Since I wanted to get into a good college, and since I wanted to get a scholarship instead of paying an exorbitant amount of money for school, in my senior year I decided to take AP English, two math classes, AP Chemistry, college-level Spanish, college-level psychology and sociology, and college-level economics, for which I got credit from the University at Albany. I was able to skip Spanish 4 and rejoin my senior class thanks to Ms. Franklin, my Spanish teacher, who spent time after school preparing me for the Spanish 4 final exam. At the end of eleventh grade, I took both the Spanish 3 and 4 finals, which helped me skip a whole year’s worth of Spanish.

The first day of senior year I was one of the lucky students who drove to school. Just a month before school began, I bought a used 1994 Chevy Cavalier, for which I saved from my part-time job at McDonald’s. Since my mother didn’t drive me to school, I would often arrive late. This never happened before I started driving to school.

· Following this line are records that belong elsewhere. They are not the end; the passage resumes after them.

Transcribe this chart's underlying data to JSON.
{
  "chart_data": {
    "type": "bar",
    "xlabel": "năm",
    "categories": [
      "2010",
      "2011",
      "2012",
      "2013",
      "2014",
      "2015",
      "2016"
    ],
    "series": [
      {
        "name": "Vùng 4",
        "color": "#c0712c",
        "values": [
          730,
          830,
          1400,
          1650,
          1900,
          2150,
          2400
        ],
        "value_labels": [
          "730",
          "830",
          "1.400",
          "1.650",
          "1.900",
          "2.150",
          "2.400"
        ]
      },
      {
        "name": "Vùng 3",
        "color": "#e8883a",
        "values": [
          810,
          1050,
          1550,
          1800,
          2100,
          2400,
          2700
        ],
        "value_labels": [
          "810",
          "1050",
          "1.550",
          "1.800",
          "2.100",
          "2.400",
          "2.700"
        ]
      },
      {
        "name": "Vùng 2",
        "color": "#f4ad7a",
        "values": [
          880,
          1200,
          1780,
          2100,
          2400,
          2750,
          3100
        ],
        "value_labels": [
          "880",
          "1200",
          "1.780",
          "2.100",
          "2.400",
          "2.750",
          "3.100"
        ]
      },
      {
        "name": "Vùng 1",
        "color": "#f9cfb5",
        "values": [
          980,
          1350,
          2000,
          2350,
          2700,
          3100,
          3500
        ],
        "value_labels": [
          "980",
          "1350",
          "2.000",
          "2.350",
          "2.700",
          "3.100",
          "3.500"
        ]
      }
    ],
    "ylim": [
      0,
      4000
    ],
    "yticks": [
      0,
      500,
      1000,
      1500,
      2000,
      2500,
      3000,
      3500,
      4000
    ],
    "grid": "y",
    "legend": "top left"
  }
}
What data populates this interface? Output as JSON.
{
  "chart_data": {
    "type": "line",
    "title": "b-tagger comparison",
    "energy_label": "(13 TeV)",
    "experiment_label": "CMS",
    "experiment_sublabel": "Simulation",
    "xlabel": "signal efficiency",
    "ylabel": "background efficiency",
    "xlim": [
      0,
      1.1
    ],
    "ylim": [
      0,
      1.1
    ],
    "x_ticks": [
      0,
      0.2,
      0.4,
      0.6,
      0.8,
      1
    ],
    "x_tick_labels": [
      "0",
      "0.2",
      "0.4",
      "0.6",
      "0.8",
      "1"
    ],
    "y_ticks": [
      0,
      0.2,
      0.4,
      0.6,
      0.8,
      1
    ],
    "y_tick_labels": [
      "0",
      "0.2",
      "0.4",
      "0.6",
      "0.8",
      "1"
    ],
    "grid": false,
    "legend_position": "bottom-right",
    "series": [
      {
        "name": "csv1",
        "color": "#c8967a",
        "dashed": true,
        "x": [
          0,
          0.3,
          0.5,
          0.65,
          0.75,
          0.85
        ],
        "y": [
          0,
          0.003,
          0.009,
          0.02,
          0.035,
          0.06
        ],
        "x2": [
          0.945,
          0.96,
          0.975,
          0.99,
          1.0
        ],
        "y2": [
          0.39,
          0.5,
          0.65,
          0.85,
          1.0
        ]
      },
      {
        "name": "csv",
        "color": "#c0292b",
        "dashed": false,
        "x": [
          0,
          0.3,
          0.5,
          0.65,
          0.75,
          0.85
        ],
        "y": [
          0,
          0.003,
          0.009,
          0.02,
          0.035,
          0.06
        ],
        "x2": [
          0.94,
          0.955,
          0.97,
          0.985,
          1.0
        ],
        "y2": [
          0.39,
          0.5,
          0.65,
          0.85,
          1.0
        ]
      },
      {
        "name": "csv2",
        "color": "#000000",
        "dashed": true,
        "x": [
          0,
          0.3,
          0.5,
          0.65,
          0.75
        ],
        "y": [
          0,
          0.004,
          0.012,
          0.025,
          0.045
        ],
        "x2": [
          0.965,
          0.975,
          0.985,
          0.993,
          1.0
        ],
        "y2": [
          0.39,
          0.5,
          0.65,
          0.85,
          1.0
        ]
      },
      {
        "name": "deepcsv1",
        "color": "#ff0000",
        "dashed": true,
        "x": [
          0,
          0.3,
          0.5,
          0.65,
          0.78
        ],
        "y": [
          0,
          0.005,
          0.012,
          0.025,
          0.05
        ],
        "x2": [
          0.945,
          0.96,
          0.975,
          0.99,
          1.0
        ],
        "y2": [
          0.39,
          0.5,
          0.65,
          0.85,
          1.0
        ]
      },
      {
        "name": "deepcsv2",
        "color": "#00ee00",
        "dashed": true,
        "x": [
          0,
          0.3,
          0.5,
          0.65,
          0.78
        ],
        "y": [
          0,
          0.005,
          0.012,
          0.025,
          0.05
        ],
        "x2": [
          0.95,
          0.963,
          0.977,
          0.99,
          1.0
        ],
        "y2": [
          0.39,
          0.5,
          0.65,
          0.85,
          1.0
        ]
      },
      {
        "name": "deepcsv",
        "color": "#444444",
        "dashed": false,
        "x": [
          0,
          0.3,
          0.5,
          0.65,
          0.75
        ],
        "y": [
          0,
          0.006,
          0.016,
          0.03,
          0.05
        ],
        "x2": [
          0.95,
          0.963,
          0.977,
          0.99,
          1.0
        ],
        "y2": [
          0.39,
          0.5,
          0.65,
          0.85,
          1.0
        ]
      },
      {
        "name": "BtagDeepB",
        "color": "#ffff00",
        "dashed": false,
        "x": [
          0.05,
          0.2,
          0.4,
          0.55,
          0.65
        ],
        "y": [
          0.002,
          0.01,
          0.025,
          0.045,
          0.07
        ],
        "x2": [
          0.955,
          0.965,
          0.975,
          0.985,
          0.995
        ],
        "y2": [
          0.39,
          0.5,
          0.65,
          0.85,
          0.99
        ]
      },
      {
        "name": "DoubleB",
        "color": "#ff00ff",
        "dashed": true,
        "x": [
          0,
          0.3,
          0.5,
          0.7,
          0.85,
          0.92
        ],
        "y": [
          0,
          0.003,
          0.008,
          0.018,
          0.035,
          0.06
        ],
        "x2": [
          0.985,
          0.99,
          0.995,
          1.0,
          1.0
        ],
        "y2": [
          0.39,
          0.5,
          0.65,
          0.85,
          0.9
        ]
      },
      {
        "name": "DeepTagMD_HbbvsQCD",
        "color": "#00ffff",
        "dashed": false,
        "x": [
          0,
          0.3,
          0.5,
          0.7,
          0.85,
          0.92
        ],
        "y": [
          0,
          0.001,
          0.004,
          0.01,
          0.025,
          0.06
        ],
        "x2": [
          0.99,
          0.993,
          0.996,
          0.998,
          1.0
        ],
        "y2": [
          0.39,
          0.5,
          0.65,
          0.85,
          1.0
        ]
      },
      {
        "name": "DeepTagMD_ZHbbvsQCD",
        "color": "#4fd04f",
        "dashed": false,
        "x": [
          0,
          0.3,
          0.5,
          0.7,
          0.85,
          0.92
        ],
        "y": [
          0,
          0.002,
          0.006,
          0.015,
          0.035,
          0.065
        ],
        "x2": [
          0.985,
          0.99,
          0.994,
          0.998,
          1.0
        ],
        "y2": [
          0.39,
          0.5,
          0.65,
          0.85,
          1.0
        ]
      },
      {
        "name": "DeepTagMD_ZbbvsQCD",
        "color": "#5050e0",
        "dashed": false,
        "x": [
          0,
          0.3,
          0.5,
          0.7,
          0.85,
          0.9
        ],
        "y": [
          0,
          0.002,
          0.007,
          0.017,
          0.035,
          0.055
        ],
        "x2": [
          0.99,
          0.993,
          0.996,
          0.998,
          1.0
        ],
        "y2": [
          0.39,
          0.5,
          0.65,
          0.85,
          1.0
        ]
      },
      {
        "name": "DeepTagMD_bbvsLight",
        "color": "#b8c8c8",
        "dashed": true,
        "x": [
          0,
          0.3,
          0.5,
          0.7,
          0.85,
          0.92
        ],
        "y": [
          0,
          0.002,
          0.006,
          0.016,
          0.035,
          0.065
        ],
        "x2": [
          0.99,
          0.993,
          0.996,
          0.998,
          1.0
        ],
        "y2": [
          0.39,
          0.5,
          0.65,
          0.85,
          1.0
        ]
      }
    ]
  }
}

My attitude toward my senior year was, “Let’s get this over with.” I was so ready to move on from high school.

On the first day of senior year, I decided to sit at a table where Eric and Dan were eating lunch. Although, I didn’t want to and I know I was not invited, there was nowhere else to sit. I sat at the end of the table, and they were taken aback but didn’t say anything. Eric had all this anger toward me, although I could never figure out why. He was always tormenting me and always trying to give off this masculine persona. Eric loved stirring up drama, like his life was a reality television show. What made it worse was that his group of friends, especially Dan, would agree with or do anything that Eric told them to do.